Friday, October 16, 2015

A New Start

As some of you will have noticed my writing of late has been rather sporadic. In fact there was a period of months where I did not post anything. It seemed that my ideas bank account had run empty. In fact, in looking back, I would suggest that with some of my thoughts I was overdrawing the account. They should have been returned NSF.

Since the start of this project I prided myself in the regularity of my posts. Sure there were times when it took an extra week for ideas to flow. Occasionally the post was “nothing to write home about” but then some song, conversation, or epiphany would come and I would be able to write something helpful or inspiring. I suppose over time thoughts can become stagnant if we allow them to.

As I look back over my posts in the last year I also notice a common theme. I was struggling. Struggling to find my way.

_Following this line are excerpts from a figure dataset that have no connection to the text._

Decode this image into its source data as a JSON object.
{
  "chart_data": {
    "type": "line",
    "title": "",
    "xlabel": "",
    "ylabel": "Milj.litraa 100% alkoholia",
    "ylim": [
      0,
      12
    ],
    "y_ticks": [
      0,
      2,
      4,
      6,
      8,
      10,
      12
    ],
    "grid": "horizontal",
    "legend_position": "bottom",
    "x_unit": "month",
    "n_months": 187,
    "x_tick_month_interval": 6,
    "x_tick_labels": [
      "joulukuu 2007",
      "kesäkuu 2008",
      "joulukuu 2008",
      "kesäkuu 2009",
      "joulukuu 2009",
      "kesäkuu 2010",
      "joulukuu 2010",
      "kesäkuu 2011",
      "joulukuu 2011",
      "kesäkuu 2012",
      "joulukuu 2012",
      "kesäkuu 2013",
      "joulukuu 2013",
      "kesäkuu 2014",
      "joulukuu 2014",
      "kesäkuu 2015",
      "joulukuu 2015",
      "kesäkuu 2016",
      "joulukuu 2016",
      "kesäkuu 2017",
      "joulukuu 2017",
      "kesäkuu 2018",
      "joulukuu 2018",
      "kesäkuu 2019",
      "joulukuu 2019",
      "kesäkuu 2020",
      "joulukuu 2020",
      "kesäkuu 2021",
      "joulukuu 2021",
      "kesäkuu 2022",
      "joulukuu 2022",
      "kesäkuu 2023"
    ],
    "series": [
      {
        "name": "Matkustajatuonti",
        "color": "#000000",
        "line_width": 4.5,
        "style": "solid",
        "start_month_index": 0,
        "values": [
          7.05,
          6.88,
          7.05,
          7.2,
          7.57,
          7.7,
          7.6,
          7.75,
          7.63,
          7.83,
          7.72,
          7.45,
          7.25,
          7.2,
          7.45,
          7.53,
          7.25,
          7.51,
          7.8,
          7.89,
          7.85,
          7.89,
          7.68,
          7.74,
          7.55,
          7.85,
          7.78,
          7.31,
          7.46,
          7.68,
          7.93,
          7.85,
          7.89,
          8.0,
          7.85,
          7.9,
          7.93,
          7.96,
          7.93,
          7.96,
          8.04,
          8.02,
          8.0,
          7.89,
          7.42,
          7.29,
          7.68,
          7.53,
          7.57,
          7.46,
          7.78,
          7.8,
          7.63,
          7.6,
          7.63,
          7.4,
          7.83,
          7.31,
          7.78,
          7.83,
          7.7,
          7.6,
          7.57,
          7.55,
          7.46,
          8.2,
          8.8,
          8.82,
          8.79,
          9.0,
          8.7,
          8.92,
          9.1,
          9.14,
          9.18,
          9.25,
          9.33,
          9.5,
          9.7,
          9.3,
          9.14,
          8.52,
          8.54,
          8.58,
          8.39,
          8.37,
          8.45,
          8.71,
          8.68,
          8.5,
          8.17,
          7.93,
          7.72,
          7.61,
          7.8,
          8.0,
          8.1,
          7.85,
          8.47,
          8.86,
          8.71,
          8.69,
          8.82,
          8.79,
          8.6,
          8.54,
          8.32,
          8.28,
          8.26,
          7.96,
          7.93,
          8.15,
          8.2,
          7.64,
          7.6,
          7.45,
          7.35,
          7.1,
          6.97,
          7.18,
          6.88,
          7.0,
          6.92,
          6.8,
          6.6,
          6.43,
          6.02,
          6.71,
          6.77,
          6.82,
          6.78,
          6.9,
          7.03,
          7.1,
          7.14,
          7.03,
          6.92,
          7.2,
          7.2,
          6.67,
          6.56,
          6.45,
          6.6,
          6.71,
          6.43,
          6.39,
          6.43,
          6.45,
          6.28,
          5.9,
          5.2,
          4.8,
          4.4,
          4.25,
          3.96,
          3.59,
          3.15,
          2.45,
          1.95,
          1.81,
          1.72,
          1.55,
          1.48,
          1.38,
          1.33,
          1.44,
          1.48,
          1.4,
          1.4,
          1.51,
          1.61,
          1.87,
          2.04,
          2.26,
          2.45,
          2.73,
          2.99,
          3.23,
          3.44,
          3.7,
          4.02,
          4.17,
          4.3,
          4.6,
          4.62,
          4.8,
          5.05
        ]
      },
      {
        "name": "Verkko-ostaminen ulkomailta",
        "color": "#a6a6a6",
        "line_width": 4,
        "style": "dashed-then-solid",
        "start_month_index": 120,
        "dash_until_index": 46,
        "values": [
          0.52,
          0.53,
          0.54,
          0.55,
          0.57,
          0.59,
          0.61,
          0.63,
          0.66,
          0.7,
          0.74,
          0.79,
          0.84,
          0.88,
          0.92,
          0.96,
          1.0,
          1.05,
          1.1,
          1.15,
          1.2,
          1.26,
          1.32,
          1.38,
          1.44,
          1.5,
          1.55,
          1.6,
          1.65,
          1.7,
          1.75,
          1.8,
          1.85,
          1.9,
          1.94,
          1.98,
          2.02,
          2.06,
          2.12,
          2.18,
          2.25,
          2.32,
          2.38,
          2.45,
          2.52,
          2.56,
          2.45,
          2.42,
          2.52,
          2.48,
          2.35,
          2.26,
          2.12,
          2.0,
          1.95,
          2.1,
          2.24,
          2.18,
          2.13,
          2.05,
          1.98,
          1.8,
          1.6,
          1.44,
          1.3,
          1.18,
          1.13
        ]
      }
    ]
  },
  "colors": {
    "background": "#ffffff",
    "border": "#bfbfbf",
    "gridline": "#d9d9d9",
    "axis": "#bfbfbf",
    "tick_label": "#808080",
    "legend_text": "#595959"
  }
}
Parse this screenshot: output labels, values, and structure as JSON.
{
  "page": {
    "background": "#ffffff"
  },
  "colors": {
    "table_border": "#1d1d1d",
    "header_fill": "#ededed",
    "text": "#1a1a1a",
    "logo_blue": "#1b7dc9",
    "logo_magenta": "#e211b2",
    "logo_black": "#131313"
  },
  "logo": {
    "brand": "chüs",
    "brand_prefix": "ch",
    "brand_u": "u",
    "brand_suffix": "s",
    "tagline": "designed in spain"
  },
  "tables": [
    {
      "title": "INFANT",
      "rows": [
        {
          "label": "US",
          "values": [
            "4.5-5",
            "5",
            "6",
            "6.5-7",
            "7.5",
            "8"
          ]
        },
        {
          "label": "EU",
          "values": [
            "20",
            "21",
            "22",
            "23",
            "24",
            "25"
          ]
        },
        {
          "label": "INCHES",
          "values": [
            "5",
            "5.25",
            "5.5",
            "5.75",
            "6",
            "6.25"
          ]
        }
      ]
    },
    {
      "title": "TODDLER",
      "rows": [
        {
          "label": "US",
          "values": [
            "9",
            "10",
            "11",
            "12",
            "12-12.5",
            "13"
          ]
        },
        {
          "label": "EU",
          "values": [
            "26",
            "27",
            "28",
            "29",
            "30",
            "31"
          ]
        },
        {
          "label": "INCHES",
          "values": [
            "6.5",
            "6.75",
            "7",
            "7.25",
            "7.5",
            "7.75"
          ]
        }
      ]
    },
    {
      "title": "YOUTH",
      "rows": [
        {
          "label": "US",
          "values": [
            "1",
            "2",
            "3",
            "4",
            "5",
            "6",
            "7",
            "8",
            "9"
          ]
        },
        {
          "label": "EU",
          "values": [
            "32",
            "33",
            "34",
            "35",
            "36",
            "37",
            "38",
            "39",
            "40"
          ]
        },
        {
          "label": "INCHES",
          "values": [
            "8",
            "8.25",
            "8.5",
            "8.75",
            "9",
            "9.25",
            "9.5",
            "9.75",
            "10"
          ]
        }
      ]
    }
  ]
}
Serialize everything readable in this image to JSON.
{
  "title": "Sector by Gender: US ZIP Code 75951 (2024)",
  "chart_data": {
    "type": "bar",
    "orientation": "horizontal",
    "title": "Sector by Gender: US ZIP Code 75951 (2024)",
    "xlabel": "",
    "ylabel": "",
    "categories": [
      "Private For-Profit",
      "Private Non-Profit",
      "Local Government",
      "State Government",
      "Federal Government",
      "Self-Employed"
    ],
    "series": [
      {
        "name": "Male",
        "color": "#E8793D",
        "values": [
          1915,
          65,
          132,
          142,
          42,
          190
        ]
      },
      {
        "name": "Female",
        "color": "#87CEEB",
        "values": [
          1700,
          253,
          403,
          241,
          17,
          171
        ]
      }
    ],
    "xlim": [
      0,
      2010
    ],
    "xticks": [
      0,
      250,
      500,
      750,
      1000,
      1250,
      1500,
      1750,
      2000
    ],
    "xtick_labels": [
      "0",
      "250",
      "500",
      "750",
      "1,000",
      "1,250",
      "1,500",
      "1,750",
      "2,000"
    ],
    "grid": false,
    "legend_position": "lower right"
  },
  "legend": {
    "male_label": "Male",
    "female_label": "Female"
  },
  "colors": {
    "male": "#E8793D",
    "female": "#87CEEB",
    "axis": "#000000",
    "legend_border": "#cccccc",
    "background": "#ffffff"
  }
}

Just not having fun. The good news is that I have come to an understanding of what was going on in my life. I recognize now what I should have done back then. Could have made my life much more positive much sooner. The irony is that even back then I knew in my sub consciousness what I needed to do but for some reason did not do it.

So I need to revamp what I write. To do that I need to change the way I do certain things. My brother sent me a book this week. Tells me it’s an early birthday gift. Not sure I can accept that. The early birthday gift part. I am accepting the book. It is called The Right to Write written by Julia Cameron. I have only read a few pages and already have a better understanding of where I was at with my writing and where I need to go to get back on track.

What resonates with me is when the author of the book challenges the reader (writer) to listen. To get direction from what is around us. She suggests that when we force ourselves to write, writing becomes a chore and becomes less effective. When we listen to the world around us, and by world I mean people, music, stories, events, to name a few, we find the direction. We come to an understanding that it is not about us and through that understanding are better at writing and better at communicating. That is where I was. I was forcing myself to write. I was consumed by my own issues. And when I check back it is easy to recognize when I felt forced to write and when the writing came from a natural flow of thoughts created by listening.

So here I go. A new start. Since 2010 I have posted 246 times. I have often alluded to the benefits I found in writing. In a sense it is a type of journaling. And we all know journaling is a huge benefit in finding clarity in this journey we call life. I need to get back to that. Find the time and the energy to put pen to paper.

Here is another quote from the book. “We should write because writing brings clarity and passion to the act of living. Writing is sensual, experiential, grounding. We should write because writing yields us a body of work, a felt path through the world we live in.” Make it a good one.

“Whether you say you can or you can’t, you’re right.”